Trying to find myself, battling alcoholism, and other personal demons. Sharing the journey. View all posts by A Beast Within

3 responses to “If I ever get around to living

  • karenlessscripted

    For me, that sense of not enjoying life is a feeling of low-grade anxiety. I thought that drinking helped me finally be able to relax and relieved anxiety but ultimately, it made it worse. Now that I’m sober (10 months), I find that life is more even without the highs and lows of alcohol but not as exciting. Drinking was an integral part of my routine and there was always a buildup to drinking. One way that I feel like I’m really living is when I do something sober that I never would’ve done or enjoyed when I was drinking. I’ve accepted invitations to events that I wouldn’t have gone to before because they didn’t have alcohol. I’ve enjoyed simple moments with intense clarity that I wouldn’t have felt before. Clarity isn’t inherently exciting but it’s meaningful.
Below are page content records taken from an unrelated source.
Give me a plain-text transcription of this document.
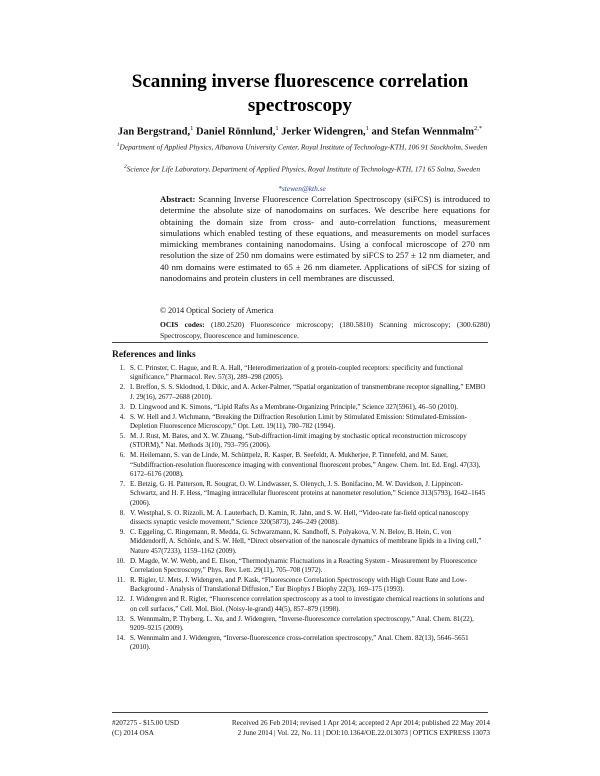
Scanning inverse fluorescence correlation spectroscopy
Jan Bergstrand,$^1$ Daniel Rönnlund,$^1$ Jerker Widengren,$^1$ and Stefan Wennmalm$^{2,*}$
$^1$Department of Applied Physics, Albanova University Center, Royal Institute of Technology-KTH, 106 91 Stockholm, Sweden
$^2$Science for Life Laboratory, Department of Applied Physics, Royal Institute of Technology-KTH, 171 65 Solna, Sweden
*stewen@kth.se
Abstract: Scanning Inverse Fluorescence Correlation Spectroscopy (siFCS) is introduced to determine the absolute size of nanodomains on surfaces. We describe here equations for obtaining the domain size from cross- and auto-correlation functions, measurement simulations which enabled testing of these equations, and measurements on model surfaces mimicking membranes containing nanodomains. Using a confocal microscope of 270 nm resolution the size of 250 nm domains were estimated by siFCS to 257 ± 12 nm diameter, and 40 nm domains were estimated to 65 ± 26 nm diameter. Applications of siFCS for sizing of nanodomains and protein clusters in cell membranes are discussed.
© 2014 Optical Society of America
OCIS codes: (180.2520) Fluorescence microscopy; (180.5810) Scanning microscopy; (300.6280) Spectroscopy, fluorescence and luminescence.
References and links
1. S. C. Prinster, C. Hague, and R. A. Hall, “Heterodimerization of g protein-coupled receptors: specificity and functional significance,” Pharmacol. Rev. 57(3), 289–298 (2005).
2. I. Breffon, S. S. Sklodnod, I. Dikic, and A. Acker-Palmer, “Spatial organization of transmembrane receptor signalling,” EMBO J. 29(16), 2677–2688 (2010).
3. D. Lingwood and K. Simons, “Lipid Rafts As a Membrane-Organizing Principle,” Science 327(5961), 46–50 (2010).
4. S. W. Hell and J. Wichmann, “Breaking the Diffraction Resolution Limit by Stimulated Emission: Stimulated-Emission-Depletion Fluorescence Microscopy,” Opt. Lett. 19(11), 780–782 (1994).
5. M. J. Rust, M. Bates, and X. W. Zhuang, “Sub-diffraction-limit imaging by stochastic optical reconstruction microscopy (STORM),” Nat. Methods 3(10), 793–795 (2006).
6. M. Heilemann, S. van de Linde, M. Schüttpelz, R. Kasper, B. Seefeldt, A. Mukherjee, P. Tinnefeld, and M. Sauer, “Subdiffraction-resolution fluorescence imaging with conventional fluorescent probes,” Angew. Chem. Int. Ed. Engl. 47(33), 6172–6176 (2008).
7. E. Betzig, G. H. Patterson, R. Sougrat, O. W. Lindwasser, S. Olenych, J. S. Bonifacino, M. W. Davidson, J. Lippincott-Schwartz, and H. F. Hess, “Imaging intracellular fluorescent proteins at nanometer resolution,” Science 313(5793), 1642–1645 (2006).
8. V. Westphal, S. O. Rizzoli, M. A. Lauterbach, D. Kamin, R. Jahn, and S. W. Hell, “Video-rate far-field optical nanoscopy dissects synaptic vesicle movement,” Science 320(5873), 246–249 (2008).
9. C. Eggeling, C. Ringemann, R. Medda, G. Schwarzmann, K. Sandhoff, S. Polyakova, V. N. Belov, B. Hein, C. von Middendorff, A. Schönle, and S. W. Hell, “Direct observation of the nanoscale dynamics of membrane lipids in a living cell,” Nature 457(7233), 1159–1162 (2009).
10. D. Magde, W. W. Webb, and E. Elson, “Thermodynamic Fluctuations in a Reacting System - Measurement by Fluorescence Correlation Spectroscopy,” Phys. Rev. Lett. 29(11), 705–708 (1972).
11. R. Rigler, U. Mets, J. Widengren, and P. Kask, “Fluorescence Correlation Spectroscopy with High Count Rate and Low-Background - Analysis of Translational Diffusion,” Eur Biophys J Biophy 22(3), 169–175 (1993).
12. J. Widengren and R. Rigler, “Fluorescence correlation spectroscopy as a tool to investigate chemical reactions in solutions and on cell surfaces,” Cell. Mol. Biol. (Noisy-le-grand) 44(5), 857–879 (1998).
13. S. Wennmalm, P. Thyberg, L. Xu, and J. Widengren, “Inverse-fluorescence correlation spectroscopy,” Anal. Chem. 81(22), 9209–9215 (2009).
14. S. Wennmalm and J. Widengren, “Inverse-fluorescence cross-correlation spectroscopy,” Anal. Chem. 82(13), 5646–5651 (2010).
#207275 - $15.00 USD
(C) 2014 OSA
Received 26 Feb 2014; revised 1 Apr 2014; accepted 2 Apr 2014; published 22 May 2014
2 June 2014 | Vol. 22, No. 11 | DOI:10.1364/OE.22.013073 | OPTICS EXPRESS 13073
I think part of it too is that when I drank, things just seemed more joyful because I got there artificially. Now I have to FIND joy in life. I look for it. I can’t just drink it into existence. I hope this helps.

  • Grandby

    Someone correct me if I am wrong please! I seem to remember somewhere in the literature, ” when we drank, we did so to find higher highs, and found instead lower lows after a binge.” if this is true, than as sober human beings, we are still looking for those crazy highs, they are gone! They were a product of the drinking that we did, and our bodies reaction to the poison we fed ourselves.

  • B. (Below Her Means)

    “I feel like I was the opposite type of alcoholic, I did everything for everybody else, albeit for selfish reasons; so that I could feed my twisted need to have everybody think I was awesome, and therefore continue to drink.” I can relate to this on so many levels. I recently joined a pilates studio to go to class four times a week in the early morning and I love animals so I’m volunteering for an hour per week at the Humane Society. It’s just empowering to go do stuff by yourself regularly, makes you a better person when you’re back with the people you love afterward. Look back to when you were much, much younger, what did you enjoy? Go do that.